Nous n'avons rien dit de la vie d'Angelico; il n'a pas d'histoire, il n'a qu'une légende: ce fut une vierge faite homme, l'Imitation de Jésus-Christ sous forme humaine. L'artiste disparaissait tout entier sous l'humilité du moine. Pour lui, la peinture n'était qu'une des fonctions de louange et de prière de la vie claustrale. Il ne s'enorgueillissait pas plus des chefs-d'œuvre de son pinceau, que le cénobite de la natte de joncs tressée sous le palmier de sa cellule. Il n'entreprenait aucun tableau sans la permission de son prieur, et jamais il ne voulut en recevoir de prix: il aurait cru trafiquer des dons de son Dieu en vendant ses inspirations. Pendant son séjour à Rome, le pape Nicolas V voulut le nommer à l'archevêché de Florence. Angelico le supplia de le laisser dans son cloître. Il désigna lui-même pour le remplacer un religieux de son couvent, qui fut depuis saint Antonin.

Il peignit jusqu'à son dernier jour, créant par milliers les saints, les apôtres, les séraphins, les martyrs, avec la fécondité bénie de ces patriarches de la Bible qui engendraient des tribus sacrées. Sa vie fut une échelle de Jacob dressée vers le Ciel; il en peupla d'anges chaque degré, comme pour les envoyer à Dieu au-devant de lui, en messagers d'offrande et d'aspiration. Si Dante l'avait suivi, au lieu de le précéder, dans quelle nuance limpide de son Paradis il aurait enchâssé l'âme du saint artiste! Quelle canonisation d'effets de lumière et de scintillements étoilés il aurait faite au coloriste du Ciel!

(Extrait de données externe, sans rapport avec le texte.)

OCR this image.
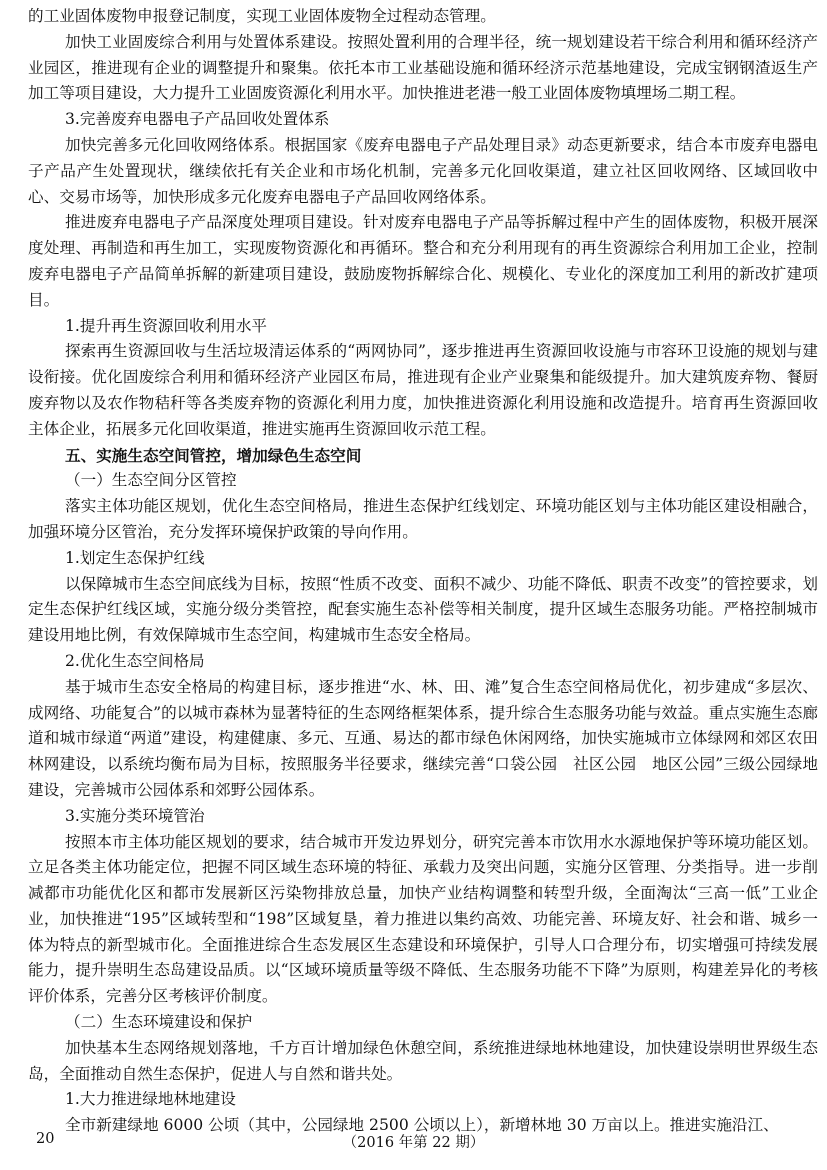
的工业固体废物申报登记制度，实现工业固体废物全过程动态管理。

加快工业固废综合利用与处置体系建设。按照处置利用的合理半径，统一规划建设若干综合利用和循环经济产业园区，推进现有企业的调整提升和聚集。依托本市工业基础设施和循环经济示范基地建设，完成宝钢钢渣返生产加工等项目建设，大力提升工业固废资源化利用水平。加快推进老港一般工业固体废物填埋场二期工程。

3.完善废弃电器电子产品回收处置体系

加快完善多元化回收网络体系。根据国家《废弃电器电子产品处理目录》动态更新要求，结合本市废弃电器电子产品产生处置现状，继续依托有关企业和市场化机制，完善多元化回收渠道，建立社区回收网络、区域回收中心、交易市场等，加快形成多元化废弃电器电子产品回收网络体系。

推进废弃电器电子产品深度处理项目建设。针对废弃电器电子产品等拆解过程中产生的固体废物，积极开展深度处理、再制造和再生加工，实现废物资源化和再循环。整合和充分利用现有的再生资源综合利用加工企业，控制废弃电器电子产品简单拆解的新建项目建设，鼓励废物拆解综合化、规模化、专业化的深度加工利用的新改扩建项目。

1.提升再生资源回收利用水平

探索再生资源回收与生活垃圾清运体系的“两网协同”，逐步推进再生资源回收设施与市容环卫设施的规划与建设衔接。优化固废综合利用和循环经济产业园区布局，推进现有企业产业聚集和能级提升。加大建筑废弃物、餐厨废弃物以及农作物秸秆等各类废弃物的资源化利用力度，加快推进资源化利用设施和改造提升。培育再生资源回收主体企业，拓展多元化回收渠道，推进实施再生资源回收示范工程。

五、实施生态空间管控，增加绿色生态空间

（一）生态空间分区管控

落实主体功能区规划，优化生态空间格局，推进生态保护红线划定、环境功能区划与主体功能区建设相融合，加强环境分区管治，充分发挥环境保护政策的导向作用。

1.划定生态保护红线

以保障城市生态空间底线为目标，按照“性质不改变、面积不减少、功能不降低、职责不改变”的管控要求，划定生态保护红线区域，实施分级分类管控，配套实施生态补偿等相关制度，提升区域生态服务功能。严格控制城市建设用地比例，有效保障城市生态空间，构建城市生态安全格局。

2.优化生态空间格局

基于城市生态安全格局的构建目标，逐步推进“水、林、田、滩”复合生态空间格局优化，初步建成“多层次、成网络、功能复合”的以城市森林为显著特征的生态网络框架体系，提升综合生态服务功能与效益。重点实施生态廊道和城市绿道“两道”建设，构建健康、多元、互通、易达的都市绿色休闲网络，加快实施城市立体绿网和郊区农田林网建设，以系统均衡布局为目标，按照服务半径要求，继续完善“口袋公园　社区公园　地区公园”三级公园绿地建设，完善城市公园体系和郊野公园体系。

3.实施分类环境管治

按照本市主体功能区规划的要求，结合城市开发边界划分，研究完善本市饮用水水源地保护等环境功能区划。立足各类主体功能定位，把握不同区域生态环境的特征、承载力及突出问题，实施分区管理、分类指导。进一步削减都市功能优化区和都市发展新区污染物排放总量，加快产业结构调整和转型升级，全面淘汰“三高一低”工业企业，加快推进“195”区域转型和“198”区域复垦，着力推进以集约高效、功能完善、环境友好、社会和谐、城乡一体为特点的新型城市化。全面推进综合生态发展区生态建设和环境保护，引导人口合理分布，切实增强可持续发展能力，提升崇明生态岛建设品质。以“区域环境质量等级不降低、生态服务功能不下降”为原则，构建差异化的考核评价体系，完善分区考核评价制度。

（二）生态环境建设和保护

加快基本生态网络规划落地，千方百计增加绿色休憩空间，系统推进绿地林地建设，加快建设崇明世界级生态岛，全面推动自然生态保护，促进人与自然和谐共处。

1.大力推进绿地林地建设

全市新建绿地 6000 公顷（其中，公园绿地 2500 公顷以上），新增林地 30 万亩以上。推进实施沿江、

20	（2016 年第 22 期）
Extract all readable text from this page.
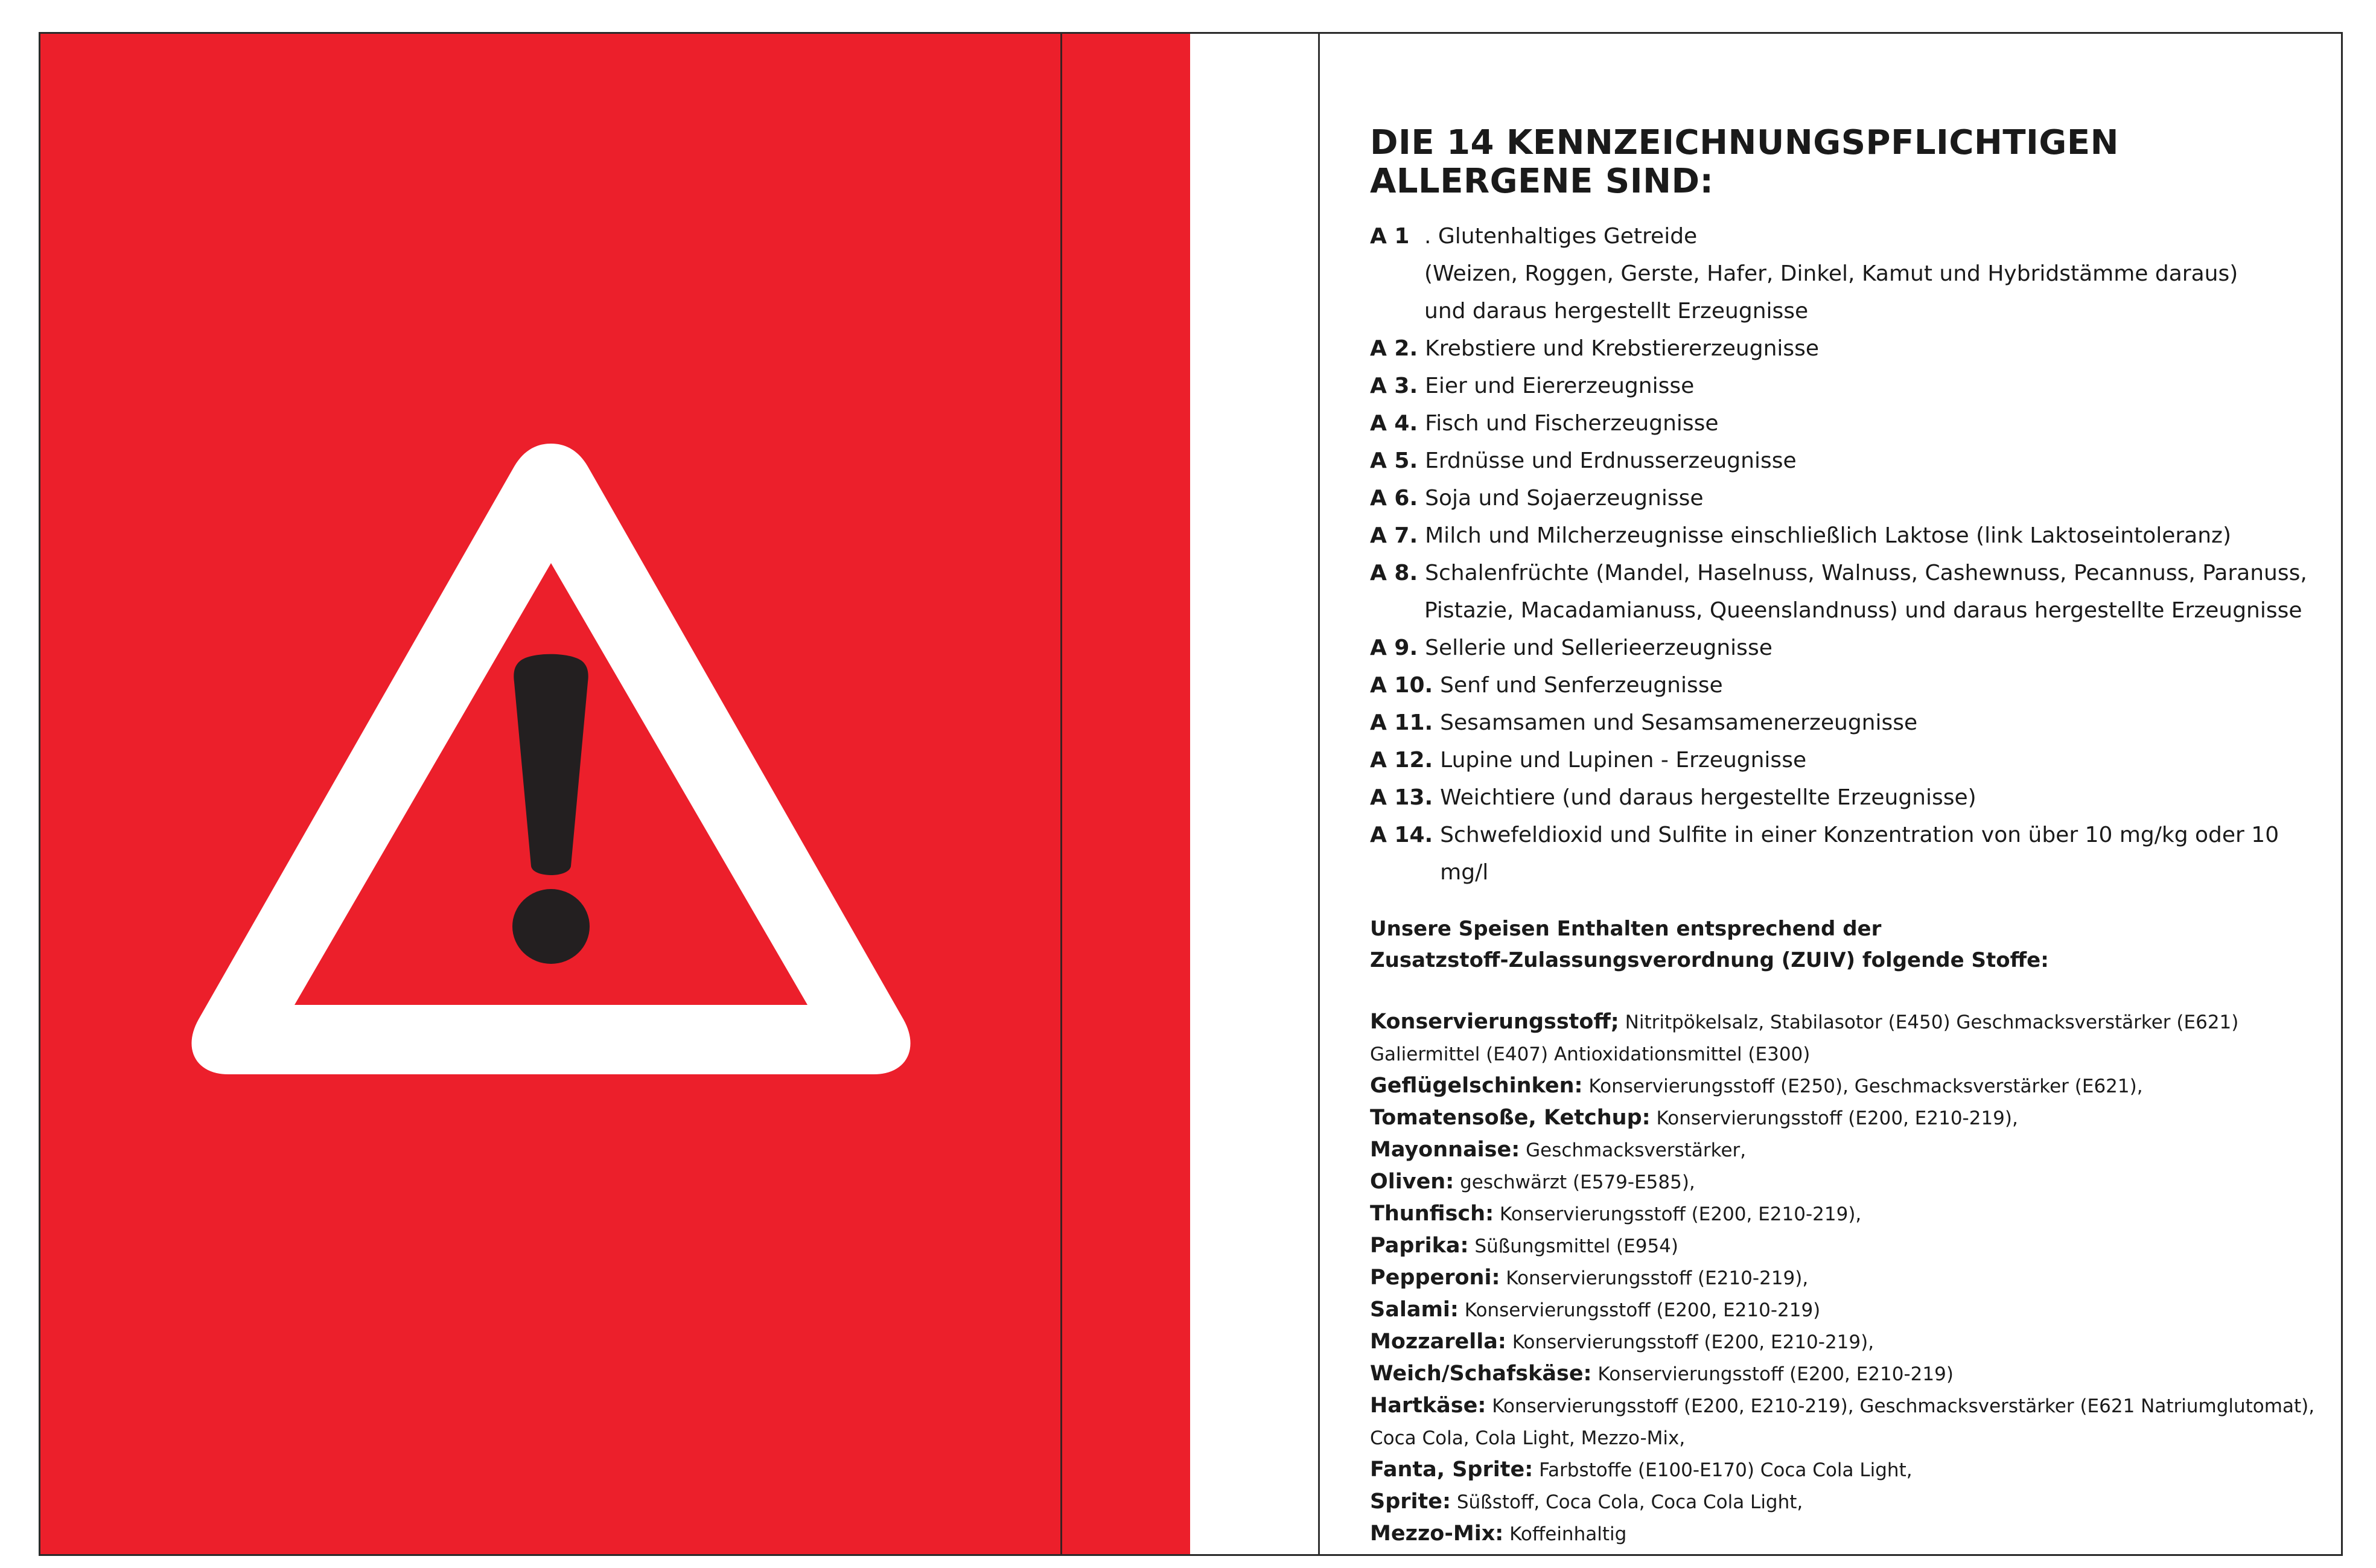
DIE 14 KENNZEICHNUNGSPFLICHTIGEN
ALLERGENE SIND:
A 1 . Glutenhaltiges Getreide
(Weizen, Roggen, Gerste, Hafer, Dinkel, Kamut und Hybridstämme daraus)
und daraus hergestellt Erzeugnisse
A 2. Krebstiere und Krebstiererzeugnisse
A 3. Eier und Eiererzeugnisse
A 4. Fisch und Fischerzeugnisse
A 5. Erdnüsse und Erdnusserzeugnisse
A 6. Soja und Sojaerzeugnisse
A 7. Milch und Milcherzeugnisse einschließlich Laktose (link Laktoseintoleranz)
A 8. Schalenfrüchte (Mandel, Haselnuss, Walnuss, Cashewnuss, Pecannuss, Paranuss,
Pistazie, Macadamianuss, Queenslandnuss) und daraus hergestellte Erzeugnisse
A 9. Sellerie und Sellerieerzeugnisse
A 10. Senf und Senferzeugnisse
A 11. Sesamsamen und Sesamsamenerzeugnisse
A 12. Lupine und Lupinen - Erzeugnisse
A 13. Weichtiere (und daraus hergestellte Erzeugnisse)
A 14. Schwefeldioxid und Sulfite in einer Konzentration von über 10 mg/kg oder 10 mg/l
Unsere Speisen Enthalten entsprechend der
Zusatzstoff-Zulassungsverordnung (ZUIV) folgende Stoffe:
Konservierungsstoff; Nitritpökelsalz, Stabilasotor (E450) Geschmacksverstärker (E621)
Galiermittel (E407) Antioxidationsmittel (E300)
Geflügelschinken: Konservierungsstoff (E250), Geschmacksverstärker (E621),
Tomatensoße, Ketchup: Konservierungsstoff (E200, E210-219),
Mayonnaise: Geschmacksverstärker,
Oliven: geschwärzt (E579-E585),
Thunfisch: Konservierungsstoff (E200, E210-219),
Paprika: Süßungsmittel (E954)
Pepperoni: Konservierungsstoff (E210-219),
Salami: Konservierungsstoff (E200, E210-219)
Mozzarella: Konservierungsstoff (E200, E210-219),
Weich/Schafskäse: Konservierungsstoff (E200, E210-219)
Hartkäse: Konservierungsstoff (E200, E210-219), Geschmacksverstärker (E621 Natriumglutomat),
Coca Cola, Cola Light, Mezzo-Mix,
Fanta, Sprite: Farbstoffe (E100-E170) Coca Cola Light,
Sprite: Süßstoff, Coca Cola, Coca Cola Light,
Mezzo-Mix: Koffeinhaltig
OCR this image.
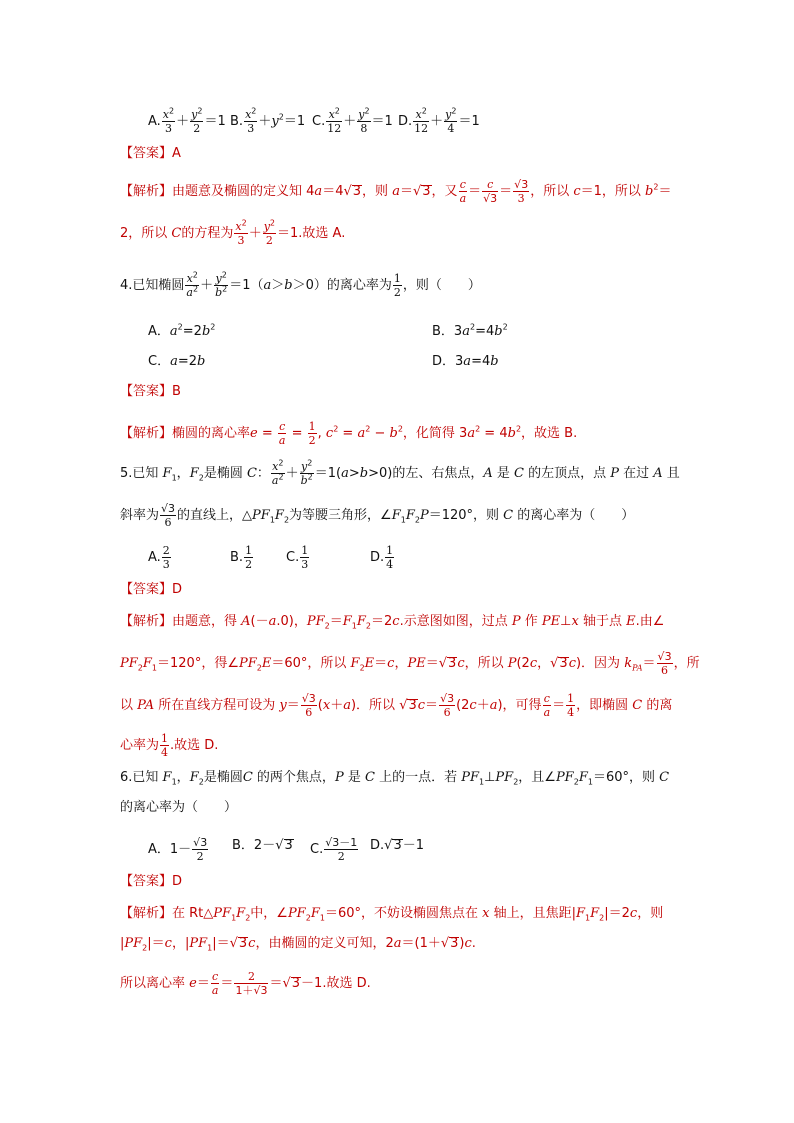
A. $\frac{x^2}{3} + \frac{y^2}{2} =1$ B. $\frac{x^2}{3} +y^2=1$ C. $\frac{x^2}{12} + \frac{y^2}{8} =1$ D. $\frac{x^2}{12} + \frac{y^2}{4} =1$
【答案】A
【解析】由题意及椭圆的定义知 4a＝4√3，则 a＝√3，又 $\frac{c}{a} = \frac{c}{√3} = \frac{√3}{3}$ ，所以 c＝1，所以 $b^2=$
2，所以 C的方程为 $\frac{x^2}{3} + \frac{y^2}{2} =1$.故选 A.
4.已知椭圆 $\frac{x^2}{a^2} + \frac{y^2}{b^2} =1(a>b>0)$的离心率为 $\frac{1}{2}$ ，则（　　）
A．$a^2=2b^2$	B．$3a^2=4b^2$
C．a=2b	D．3a=4b
【答案】B
【解析】椭圆的离心率$e = \frac{c}{a} = \frac{1}{2}$ , $c^2 = a^2 - b^2$，化简得 $3a^2 = 4b^2$，故选 B.
5.已知 $F_1$，$F_2$是椭圆 C： $\frac{x^2}{a^2} + \frac{y^2}{b^2} =1(a>b>0)$的左、右焦点，A 是 C 的左顶点，点 P 在过 A 且
斜率为 $\frac{√3}{6}$ 的直线上，$\triangle PF_1F_2$为等腰三角形，$\angle F_1F_2P=120^\circ$，则 C 的离心率为（　　）
A. $\frac{2}{3}$	B. $\frac{1}{2}$	C. $\frac{1}{3}$	D. $\frac{1}{4}$
【答案】D
【解析】由题意，得 A(－a.0)，$PF_2=F_1F_2=2c$.示意图如图，过点 P 作 PE⊥x 轴于点 E.由∠
$PF_2F_1=120^\circ$，得$\angle PF_2E=60^\circ$，所以 $F_2E=c$，PE＝√3c，所以 P(2c，√3c)．因为 $k_{PA}= \frac{√3}{6}$ ，所
以 PA 所在直线方程可设为 $y= \frac{√3}{6} (x+a)$．所以 $√3c= \frac{√3}{6} (2c+a)$，可得 $\frac{c}{a} = \frac{1}{4}$ ，即椭圆 C 的离
心率为 $\frac{1}{4}$ .故选 D.
6.已知 $F_1$，$F_2$是椭圆C 的两个焦点，P 是 C 上的一点．若 $PF_1\perp PF_2$，且$\angle PF_2F_1=60^\circ$，则 C
的离心率为（　　）
A．$1- \frac{√3}{2}$ B．2－√3 C. $\frac{√3-1}{2} D.√3-1$
【答案】D
【解析】在 $Rt\triangle PF_1F_2$中，$\angle PF_2F_1=60^\circ$，不妨设椭圆焦点在 x 轴上，且焦距$|F_1F_2|=2c$，则
$|PF_2|=c$，$|PF_1|=√3c$，由椭圆的定义可知，2a＝(1＋√3)c.
所以离心率 $e= \frac{c}{a} = \frac{2}{1+√3} =√3-1$.故选 D.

L'art catholique avait donné en Fiesole son enthousiaste et suprême effort; il s'arrêta après l'avoir produit. Son plus pur disciple, le croissant de cet astre virginal, est Benozzo Gozzoli, le peintre du Campo Santo. Autour de sa tradition se groupèrent encore Domenico di Michelino, Zanobio Strozzi et quelque autres: pâle constellation qu'absorbe bientôt l'éclatant soleil du seizième siècle. Plus tard, la Renaissance, dans ses intervalles de piété, vint s'agenouiller parfois, comme à un prie-Dieu, devant l'œuvre du peintre angélique; elle en rapporta quelques étincelles des premières ferveurs de l'art italien. Son dernier reflet vient expirer en chastes sourires sur les lèvres des Vierges de Raphaël; il s'y est éteint pour jamais. On rallume les flammes de la terre, on ne rallume pas les étoiles éteintes.